Tucking a stray hair behind her ear, Mrs. Dupont asks, “Where your chillens at?”
“They heard couples that dance all night on New Year’s Eve are more likely to get pregnant.”
“Anyone believes that is dumb as dirt, bless their hearts.” After a long pause, she continues. “Maybe that’s why Nigel’s on the dance floor, boy can’t dance to save his life.”
“Didn’t he take cotillion with Opal’s daughter?”
“Heard she named her child Sky. Who does that? Nowadays people name chillens all kinds of stupid shit, like Apple and Dusty and Blue.”
“Dusty’s not a bad name for a boy...”
“It ain’t for a boy,” Anna Sue’s mouth forms a perfect ‘o’. “Poor girl’s gonna be the laughingstock of her class.”
With a wave which the ladies return, Steve hobbles past, shaking like a porcelain shop in an earthquake. Anna Sue whispers, “Coulda sworn he died last May.”
“At this rate he’ll outlive us all.”
Gretta walks up, wig slightly askew. Mrs. Dupont don’t know why she wears it, when everyone knows she’s not a natural ginger. “Enjoyin the gala, ladies?”
“Much as we can at our age.” Anna Sue replies, creating a beat of awkward silence.
Clearing her throat, Gretta tries to salvage the conversation. “The young’uns seem to be having a ball. I’d be out there too, but Herb hurt his back liftin the couch all by hisself, bless him.”

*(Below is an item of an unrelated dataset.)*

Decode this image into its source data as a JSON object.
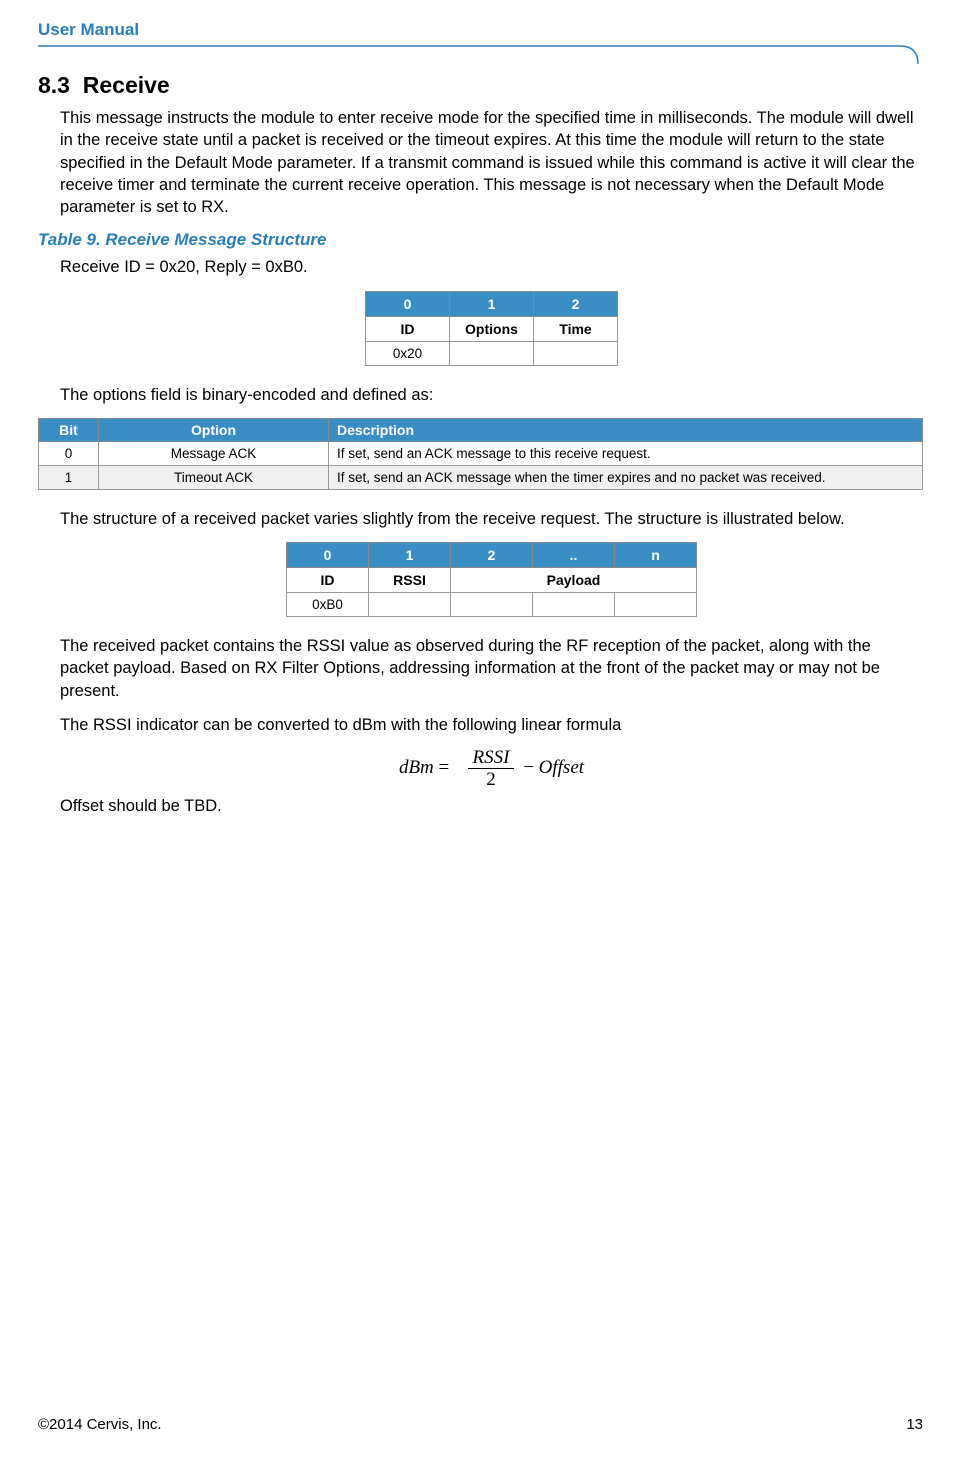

“Last time I danced was the twentieth century,” Anna Sue laughs, then with a wistful expression continues. “New Year’s Eve was so fun when we thought we were invincible.”

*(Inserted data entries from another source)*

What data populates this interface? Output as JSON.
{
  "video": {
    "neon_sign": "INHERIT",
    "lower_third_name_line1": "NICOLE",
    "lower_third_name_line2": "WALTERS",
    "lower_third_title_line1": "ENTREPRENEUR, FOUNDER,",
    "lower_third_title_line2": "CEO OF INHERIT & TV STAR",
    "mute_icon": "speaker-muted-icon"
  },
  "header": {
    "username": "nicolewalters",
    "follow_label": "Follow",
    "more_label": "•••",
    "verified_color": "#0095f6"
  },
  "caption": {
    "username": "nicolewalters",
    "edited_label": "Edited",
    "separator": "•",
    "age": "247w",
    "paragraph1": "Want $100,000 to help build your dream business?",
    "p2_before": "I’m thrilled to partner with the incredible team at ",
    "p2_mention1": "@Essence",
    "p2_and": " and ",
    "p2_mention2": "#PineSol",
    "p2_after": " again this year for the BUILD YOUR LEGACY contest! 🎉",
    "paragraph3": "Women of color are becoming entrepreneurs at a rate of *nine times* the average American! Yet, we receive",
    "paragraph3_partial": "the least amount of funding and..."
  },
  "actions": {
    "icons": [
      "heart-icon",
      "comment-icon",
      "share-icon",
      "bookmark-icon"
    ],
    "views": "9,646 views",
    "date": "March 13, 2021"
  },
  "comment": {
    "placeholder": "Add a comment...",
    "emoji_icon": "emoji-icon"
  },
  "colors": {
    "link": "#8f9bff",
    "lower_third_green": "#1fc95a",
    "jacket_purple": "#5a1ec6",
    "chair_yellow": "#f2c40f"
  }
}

After a couple minutes of polite conversation, Gretta leaves for the powder room. Still sweaty as a sinner in church, Anna Sue grabs Mrs. Dupont’s hand. The ladies high tail it out of there before Gretta returns.
Applause draws their attention to the stage where Mayor Raymond starts the midnight countdown. Everyone joins.

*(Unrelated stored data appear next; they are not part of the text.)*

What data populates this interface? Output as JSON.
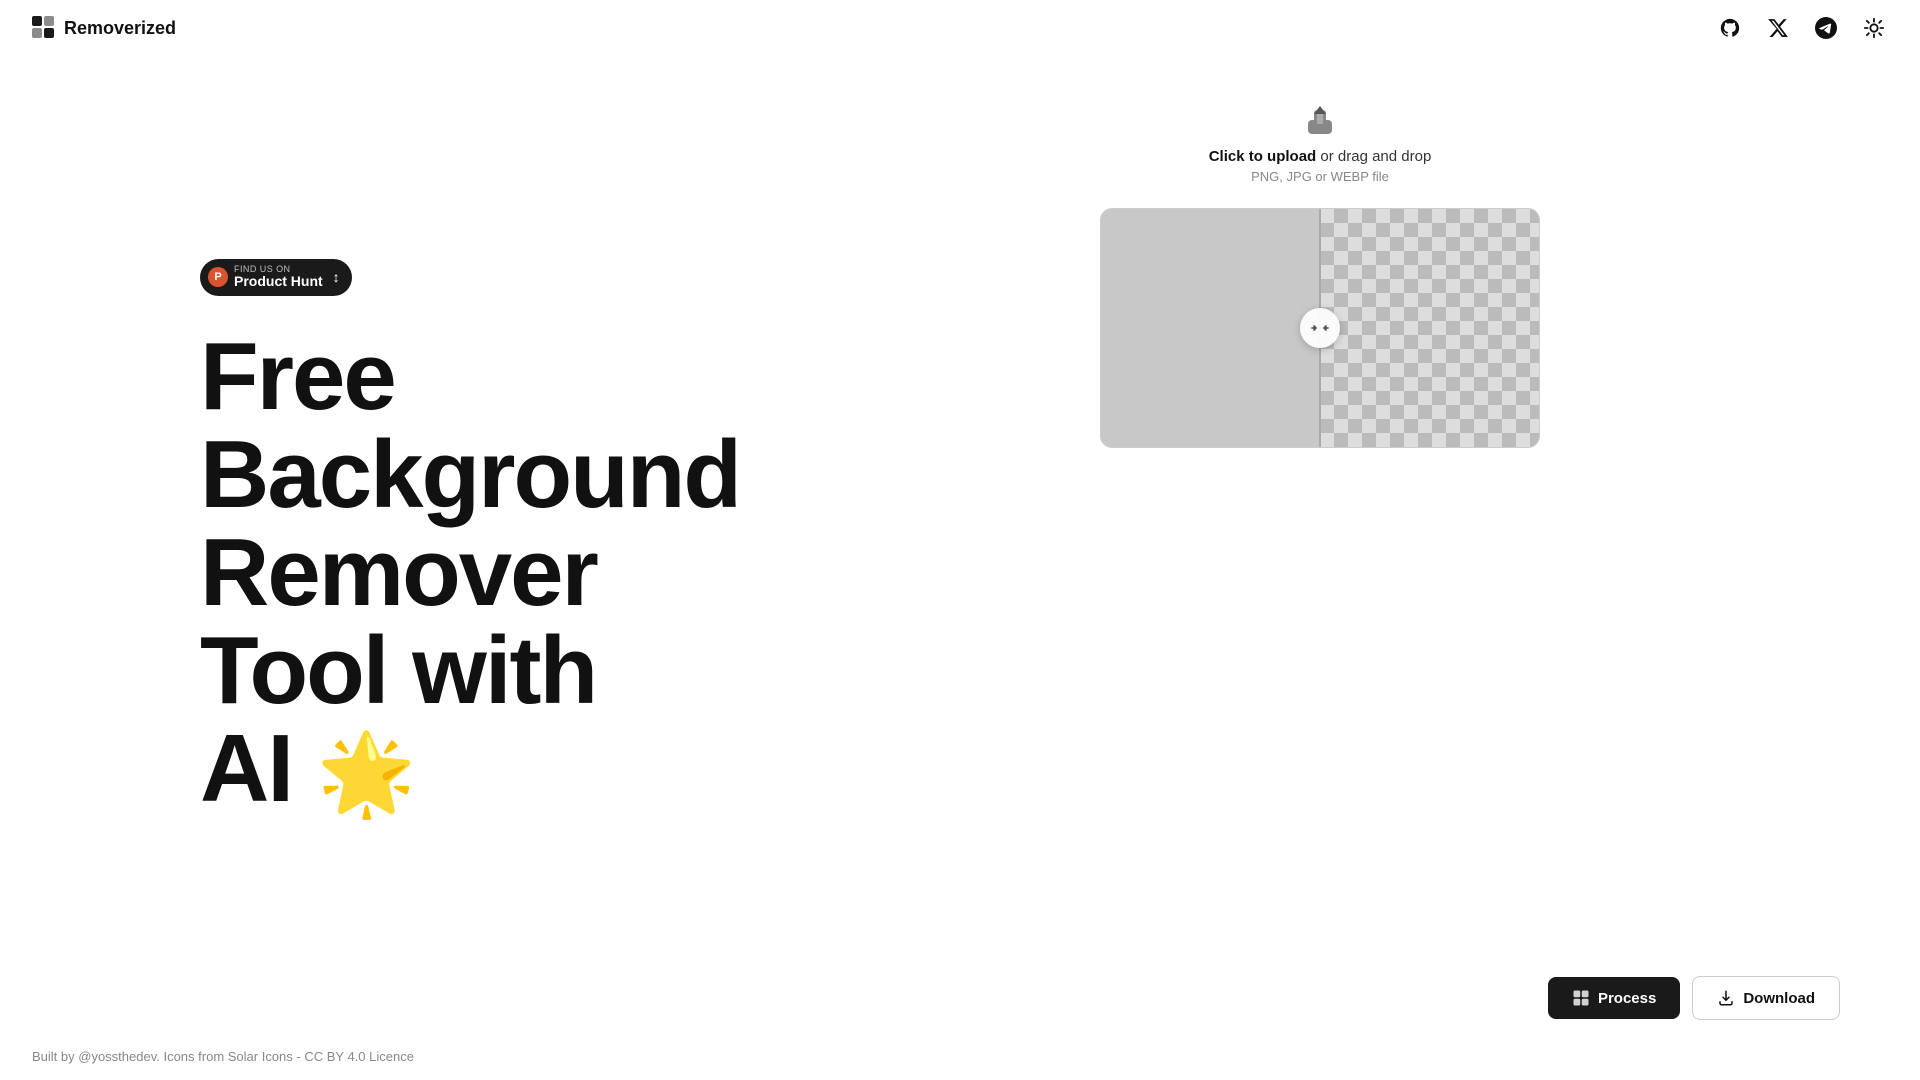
{
  "header": {
    "logo_text": "Removerized",
    "nav_items": [
      {
        "name": "github-icon",
        "label": "GitHub",
        "symbol": "github"
      },
      {
        "name": "twitter-x-icon",
        "label": "Twitter X",
        "symbol": "x"
      },
      {
        "name": "telegram-icon",
        "label": "Telegram",
        "symbol": "telegram"
      },
      {
        "name": "theme-toggle-icon",
        "label": "Toggle Theme",
        "symbol": "sun"
      }
    ]
  },
  "upload": {
    "click_label": "Click to upload",
    "drag_label": " or drag and drop",
    "hint": "PNG, JPG or WEBP file"
  },
  "badge": {
    "find_us": "FIND US ON",
    "name": "Product Hunt",
    "arrow": "↕"
  },
  "hero": {
    "line1": "Free",
    "line2": "Background",
    "line3": "Remover",
    "line4": "Tool with",
    "line5": "AI"
  },
  "actions": {
    "process_label": "Process",
    "download_label": "Download"
  },
  "footer": {
    "text": "Built by @yossthedev. Icons from Solar Icons - CC BY 4.0 Licence"
  }
}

As Anna Sue hugs Mrs. Dupont tight, she whispers in her ear. “I’m glad I could spend what may be my last New Year’s Eve with my best friend.” She pulls away, misty-eyed before leaving to find her family. When Mrs. Dupont finds Nigel and Maria, they all hold hands as if that would create a bond not even God would dare break. Maria squeezes Mrs. Dupont’s hand with a smile, unintentionally making her regret her jealousy. Mrs. Dupont turns her gaze to the giant clock as it strikes midnight.
Everyone stares at their wrists, where the mark would appear. Mrs. Dupont almost collapses in relief at her unmarked wrist. When she looks up, she sees Nigel’s eyes glued to Maria’s wrist in horror.